Ginger is from rural New Jersey and Farheen is from Seattle, but they met and became best friends when they were 11 in a (and this is real) Hunger Games Roleplay Minecraft Server. For the uninitiated, that means a server on the online world-building game Minecraft that was specifically dedicated to the role playing of The Hunger Games’s world of teen violence spectacle.
“It wasn’t even just survival games on Minecraft,” Ginger explained. “It was like real role-playing. Every Saturday we would have these hours-long re-enactments of the Hunger Games. We would log on, create our characters and go through the whole process. We would role play dying and shit.”
Farheen interjected, “It was emotional.”
Over the years, they played the game, developed shared beefs with the same online enemies and bonded, eventually seeing each other’s online profiles and becoming best friends via facetime. They didn’t even meet IRL until the November of 2020 (which Ginger made sure to add is “low key controversial”), when Ginger was visiting Seattle to see a very sick relative. Given the rare opportunity to be physically close to each other, they decided to finally link. The online bond translated seamlessly to the complicated world of reality.
While the story of their online meeting somewhat amazed me, it also made perfect sense. They formed their friendship in a space of world building and fantasy. This helps explain the specificity and immersion of the MGNA Crrrta project, and why their work feels so much more expansive than so many other new music projects I encounter today. MGNA Crrrta is still building worlds
When they both moved to New York and decided to start a band, all of it unfurled naturally. Ginger produces. They both write the songs. They both work tirelessly to make sure it’s cool and singular and never contrived.
“We don’t come from families that are connected in the industry at all,” Ginger shared. “We’ve worked so hard for our music presence.”
They both loathe the nepotism that defines so much of the industry, as well as the over-eagerness of many young “better connected” artists to brand themselves in clearly legible terms. MGNA Crrrta doesn’t need to be relatable. They just need to be felt.
Their approach is already paying off. The duo just played their first out-of-NYC show at a formidable rave in Los Angeles. They were flown out. They met fans.
Farheen described the experience. “It did not feel real. Growing up, trips were a big deal. The fact that I was getting on a plane from my own work was crazy.” She continued, “It’s really important for us that we don’t stop. We’re the most omnipresent girls.”
They just put out their first video for the pop ode “Right.” It’s a highly impressive production featuring the two as glamorous yet starved vampires performing on the screen of a shlubby dude’s TV. They sing, “ I know how to do you right, right, right,” the last word repeating like an unstoppable glitch. Towards the end of the video, the song abruptly stops and we find ourselves in a stock-footage informercial for “Rite” water. A soothing voice-over shares the benefits of the product over pristine images of white picket suburbia. “It feels so wrong but it tastes so . . .” and then we return to the chorus, “Right, right, right,” as Ginger and Farheen mosh in some liminal dystopia.

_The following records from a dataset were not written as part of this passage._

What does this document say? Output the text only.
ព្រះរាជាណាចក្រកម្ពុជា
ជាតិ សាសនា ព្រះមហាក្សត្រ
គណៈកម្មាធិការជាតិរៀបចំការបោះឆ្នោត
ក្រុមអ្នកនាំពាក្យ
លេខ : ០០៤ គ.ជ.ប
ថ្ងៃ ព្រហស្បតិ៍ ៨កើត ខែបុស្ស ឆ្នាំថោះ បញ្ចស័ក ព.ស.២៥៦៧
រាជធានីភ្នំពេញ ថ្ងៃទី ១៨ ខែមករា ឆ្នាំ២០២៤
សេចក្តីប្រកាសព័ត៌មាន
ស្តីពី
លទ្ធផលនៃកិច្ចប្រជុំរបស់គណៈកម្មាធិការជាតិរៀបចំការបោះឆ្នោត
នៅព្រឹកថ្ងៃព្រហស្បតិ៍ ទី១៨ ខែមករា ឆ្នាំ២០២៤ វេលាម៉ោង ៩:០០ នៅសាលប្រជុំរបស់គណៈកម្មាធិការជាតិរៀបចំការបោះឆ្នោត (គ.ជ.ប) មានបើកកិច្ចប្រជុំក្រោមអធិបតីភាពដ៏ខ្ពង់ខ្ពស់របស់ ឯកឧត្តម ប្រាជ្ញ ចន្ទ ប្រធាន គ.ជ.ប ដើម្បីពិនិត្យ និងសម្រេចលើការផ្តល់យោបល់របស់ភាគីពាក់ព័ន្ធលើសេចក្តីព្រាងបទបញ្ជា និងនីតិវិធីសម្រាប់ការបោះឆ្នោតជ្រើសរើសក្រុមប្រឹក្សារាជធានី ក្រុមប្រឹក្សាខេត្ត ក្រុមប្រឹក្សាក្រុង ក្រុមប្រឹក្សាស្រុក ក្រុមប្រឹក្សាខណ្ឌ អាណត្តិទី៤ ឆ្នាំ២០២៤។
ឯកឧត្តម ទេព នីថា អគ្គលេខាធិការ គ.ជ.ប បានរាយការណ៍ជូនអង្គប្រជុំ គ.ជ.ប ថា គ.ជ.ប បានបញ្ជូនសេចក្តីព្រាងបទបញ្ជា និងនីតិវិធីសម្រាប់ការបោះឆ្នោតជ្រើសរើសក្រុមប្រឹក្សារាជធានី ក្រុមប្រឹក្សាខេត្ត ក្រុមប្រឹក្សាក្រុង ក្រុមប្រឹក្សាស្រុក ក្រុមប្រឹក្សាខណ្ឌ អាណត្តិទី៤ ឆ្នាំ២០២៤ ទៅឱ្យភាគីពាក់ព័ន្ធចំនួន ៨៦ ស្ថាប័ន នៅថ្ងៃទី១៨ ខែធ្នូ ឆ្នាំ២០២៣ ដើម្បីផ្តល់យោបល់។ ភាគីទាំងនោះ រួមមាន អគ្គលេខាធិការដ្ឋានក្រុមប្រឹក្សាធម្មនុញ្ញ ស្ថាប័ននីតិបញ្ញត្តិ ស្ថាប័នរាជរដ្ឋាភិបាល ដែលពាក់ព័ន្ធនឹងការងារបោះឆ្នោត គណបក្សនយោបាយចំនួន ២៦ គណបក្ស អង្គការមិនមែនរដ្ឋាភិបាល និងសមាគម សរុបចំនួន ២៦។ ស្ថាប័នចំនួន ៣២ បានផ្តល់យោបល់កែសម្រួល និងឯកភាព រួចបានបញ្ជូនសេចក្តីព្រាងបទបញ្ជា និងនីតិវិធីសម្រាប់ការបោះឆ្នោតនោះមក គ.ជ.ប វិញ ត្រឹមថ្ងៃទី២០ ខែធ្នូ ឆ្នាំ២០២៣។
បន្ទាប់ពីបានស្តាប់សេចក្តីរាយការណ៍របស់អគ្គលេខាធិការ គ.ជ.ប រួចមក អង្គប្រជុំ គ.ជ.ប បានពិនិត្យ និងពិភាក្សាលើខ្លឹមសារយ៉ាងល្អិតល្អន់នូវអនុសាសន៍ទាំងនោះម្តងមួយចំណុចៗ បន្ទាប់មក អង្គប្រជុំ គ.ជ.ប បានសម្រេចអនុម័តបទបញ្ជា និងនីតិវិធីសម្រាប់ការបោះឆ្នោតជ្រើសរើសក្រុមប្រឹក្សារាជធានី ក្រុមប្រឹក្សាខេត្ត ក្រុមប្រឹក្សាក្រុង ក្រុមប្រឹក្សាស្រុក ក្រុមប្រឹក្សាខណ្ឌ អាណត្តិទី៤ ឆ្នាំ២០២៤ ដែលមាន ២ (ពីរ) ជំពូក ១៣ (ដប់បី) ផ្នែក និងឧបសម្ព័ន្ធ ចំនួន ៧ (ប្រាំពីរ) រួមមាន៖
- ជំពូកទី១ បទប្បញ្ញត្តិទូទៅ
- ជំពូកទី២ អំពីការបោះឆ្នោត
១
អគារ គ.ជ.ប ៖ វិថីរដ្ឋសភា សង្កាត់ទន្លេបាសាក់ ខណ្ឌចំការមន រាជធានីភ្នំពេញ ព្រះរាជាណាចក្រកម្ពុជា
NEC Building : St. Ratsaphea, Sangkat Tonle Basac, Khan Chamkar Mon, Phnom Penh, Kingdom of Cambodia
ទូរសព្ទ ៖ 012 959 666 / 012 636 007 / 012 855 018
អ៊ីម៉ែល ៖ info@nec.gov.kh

Today, they’re releasing their new single, “$ome Drugzzz,” which they describe as “pure parody.” The track centers around a largely atonal baseline and melody. The vocals are pitched up, squealey and side-chained to near oblivion. Everything scatters atop a glitched-out jungle beat until finally Ginger’s voice comes in clearly, sounding off with a certain sloppy attitude: “You must think I’m addicted to some drugs/ That I’m snorting up your dumb love.”
It feels and tastes good even if it hits you with a sticky-sweet sugar rush. Two pumps of pumpkin spice syrup go right into my oat milk latte. I prance around the room and feel fancy, like an American icon. It’s a big, weird world and we get to build it. If only we can survive the Hunger Games.